From the bombsites of Finsbury to the bistros of Shoreditch, Colin O’Brien has watched London grow for over sixty years through the lens of his trusty camera. His intimate snapshots of ‘ordinary people’ making their way in marketplaces, shops and family kitchens have over the years earned him a reputation as one of Hackney’s most valuable documenters, but a new exhibition is hoping to shed fresh light on his formidable back catalogue.

London Life – O’Brien’s latest collection of photos that capture the ever-changing face of the city – is running at the Hackney Museum until September. Purveying the human sympathy and aesthetic flair that characterise much of the photographer’s work, the exhibit spans covers the span of his long and distinguished career, which began as an eight year old in 1940s Clerkenwell.

“I’m fascinated by recording the passing scene,” says O’Brien. “It wasn’t a conscious thing but growing up I felt very safe. Family were all around us and we used to go out to play on the bombsites.

“My mum and dad, although they loved us dearly, wanted to get rid of us as they had to work hard to try and a living, so they’d tell us to go out but make sure we were back before it was dark. We’d take our sandwiches and bottles of Tyser and run out into the streets and build little camps and be creative.”

Children nowadays, the 74 year old continues, aren’t allowed the same time and freedom to explore their local area. It’s not the only way he thinks youth culture has changed, and since moving to Hackney in 1984 he has noted how scores of budding photographers often impose themselves too much on their subjects.

“I see young art students going around Brick Lane now and there’s no subtlety about it, they’re shoving their cameras up old traders noses and you just think give them a break. You’ve got to be a bit more surreptitious and sometimes, you’ve got to go where it hurts.”

Often, going where it hurts has led to clashes with security guards and building owners protesting to O’Brien’s happy snapping, but as the photographer readily admits: “I just don’t really care.”

Shot in his favoured medium of black and white film, the exhibition’s photos nonetheless bring to life the colour and minutia of London life everywhere from Battersea to Wandsworth.

In Hackney particularly though, the area’s recent redevelopment has meant that many of the shops and people O’Brien photographed are no longer around.

“The problem is when you live somewhere things evolved very slowly. It’s like looking yourself in the mirror everyday – you don’t really notice yourself getting older. So if you’re living within it, you don’t notice, but the recent change has been dramatic.

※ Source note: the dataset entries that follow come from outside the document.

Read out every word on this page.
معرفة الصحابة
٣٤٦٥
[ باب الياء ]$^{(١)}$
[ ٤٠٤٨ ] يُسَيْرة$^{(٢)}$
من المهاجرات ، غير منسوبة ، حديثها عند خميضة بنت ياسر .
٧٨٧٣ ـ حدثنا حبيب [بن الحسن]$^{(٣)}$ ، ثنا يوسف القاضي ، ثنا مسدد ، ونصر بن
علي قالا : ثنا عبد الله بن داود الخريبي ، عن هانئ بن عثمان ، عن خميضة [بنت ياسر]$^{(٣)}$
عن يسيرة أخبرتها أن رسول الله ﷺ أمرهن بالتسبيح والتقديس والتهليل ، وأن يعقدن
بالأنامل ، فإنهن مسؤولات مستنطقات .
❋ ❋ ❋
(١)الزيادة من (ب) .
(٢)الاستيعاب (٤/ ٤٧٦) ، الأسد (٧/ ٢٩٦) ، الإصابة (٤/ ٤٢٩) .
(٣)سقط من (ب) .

“We used to have just rotten takeaways in Chapsworth Road but now we’ve got really upmarket cafes and restaurants and bistros and creperies. It’s amazing how it has changed, maybe to the detriment of old traders who are going to get priced out due to because these people can pay higher prices for the shops than they could and there is a slight resentment about that down the markets.”

Despite his clear and fully-realised talent, O’Brien has always resisted the urge to photograph professionally and insists that the mark of a good photo is more than just capturing a famous face. He did however catch a host of now household names like John Hurt and [] while they were still learning their trade when he spent a period working for Islington’s King’s Head Theatre; furthermore, one of his biggest regrets is turning down the chance to photograph the then-unknown Beatles: “I thought it sounded interesting, but I told them I was just too busy at the time.”

Despite an archive of half a million negatives though, if O’Brien could turn back time, the biggest thing he would do differently is to simply take more photos.

“If you look at any old photographs of me as a kid I was always holding a box camera. Something inside of me wanted to carry that camera about and record what was going on around me.

“I didn’t realise how important it was and looking back now, I just wish I’d taken a damn sight more pictures. One good shot out of two or three rolls of film and I’m euphoric, it’s one more for the archive and feels absolutely brilliant.”

Colin O’Brien’s London Life shows at the Hackney Museum until September 6.